« Moi aussi, j’ai une fée chez moi
Et sa traîne est brûlée
Elle doit bien savoir qu’elle ne peut pas
Ne pourra jamais plus voler »

« La fée » de Zaz

Cette chanson m’a toujours fait penser à ma grand-mère. Elle était ma fée, la bienfaisante.

J’avais un lien extraordinaire avec elle, tant elle était généreuse, délicate, discrète aussi. Jamais je ne l’aie entendue se plaindre. Elle était mon repère.

Elle dédiait tellement sa vie aux autres que j’ai pu avoir l’impression qu’elle s’excusait de vivre parfois.

Un jour, bien après sa mort, je l’ai regardée autrement. Je l’ai regardée non pas comme la grand-mère, mais comme la femme. J’ai alors compris qu’elle ne s’était pas totalement accomplie.

Comme beaucoup de femmes de son époque, elle vivait dans l’ombre de sa puissance. Exprimer son potentiel ne faisait pas partie de ses perspectives. 

Il me semble qu’avec le recul, c’était un regret pour elle.

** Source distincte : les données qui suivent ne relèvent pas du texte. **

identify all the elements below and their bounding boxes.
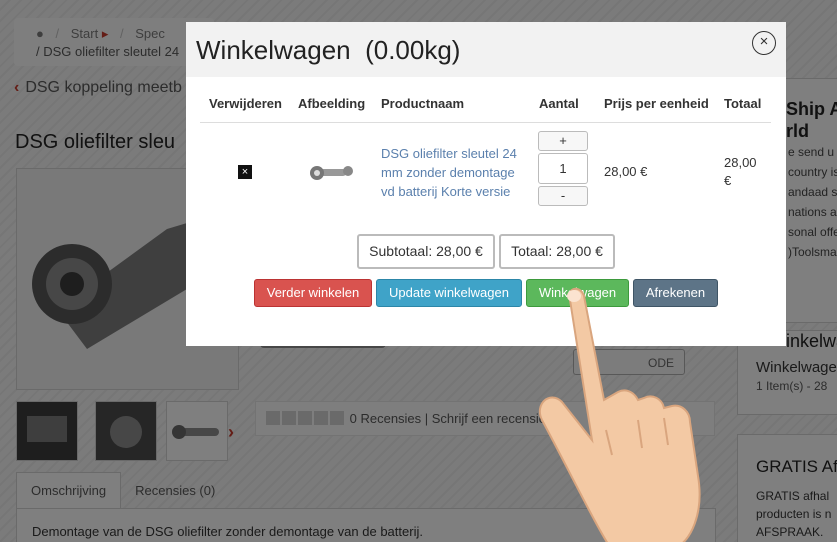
unit-price: 28,00 € — [604, 164, 648, 179]
pointing-hand-icon — [539, 287, 701, 542]
subtotal-box: Subtotaal: 28,00 € — [357, 234, 495, 269]
col-header-remove: Verwijderen — [209, 96, 282, 111]
update-cart-button[interactable]: Update winkelwagen — [376, 279, 522, 307]
product-thumbnail[interactable] — [308, 160, 356, 184]
divider — [200, 122, 771, 123]
quantity-decrease-button[interactable]: - — [538, 186, 588, 206]
modal-header: Winkelwagen (0.00kg) × — [186, 22, 786, 77]
remove-item-icon[interactable]: × — [238, 165, 252, 179]
close-icon[interactable]: × — [752, 31, 776, 55]
total-box: Totaal: 28,00 € — [499, 234, 615, 269]
col-header-unit-price: Prijs per eenheid — [604, 96, 709, 111]
quantity-increase-button[interactable]: + — [538, 131, 588, 151]
product-name-link[interactable]: DSG oliefilter sleutel 24 mm zonder demo… — [381, 144, 526, 201]
col-header-total: Totaal — [724, 96, 762, 111]
line-total: 28,00 € — [724, 155, 757, 188]
col-header-image: Afbeelding — [298, 96, 366, 111]
quantity-input[interactable] — [538, 153, 588, 184]
col-header-product: Productnaam — [381, 96, 465, 111]
col-header-quantity: Aantal — [539, 96, 579, 111]
continue-shopping-button[interactable]: Verder winkelen — [254, 279, 372, 307]
modal-title: Winkelwagen (0.00kg) — [196, 35, 461, 65]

Bien sûr, elle ne l’a jamais dit, elle était bien trop pudique et respectueuse de son système pour ça. 

Alors que de mon côté, j’œuvrais pour faire grandir mon entreprise, en pensant à elle, j’ai réalisé la chance que j’avais de pouvoir le faire, de vivre à mon époque.

Elle n’avait pas pu. Elle était pourtant brillante, digne fille de sa mère, qui était la première femme du département à avoir obtenu un certificat d’études.

Oui mais voilà, la guerre est arrivée. Elle a travaillé pour subvenir aux besoins de sa mère puis de sa propre famille plutôt que de s’épanouir professionnellement.

S’épanouir professionnellement, un concept méconnu à l’époque.

Ça n’était pas une injonction ou une quête comme c’est le cas aujourd’hui.

Avec ce billet, je veux lui rendre hommage, la remercier pour tout ce qu’elle m’a transmis, sa force, son calme, son empathie et pour l’abnégation dont elle a fait preuve, cadeau à son mari et ses deux filles.

C’est une motivation de plus pour moi.

Comme dit mon fils, « Raison de plus » pour réaliser mes rêves. Pour elle et pour moi.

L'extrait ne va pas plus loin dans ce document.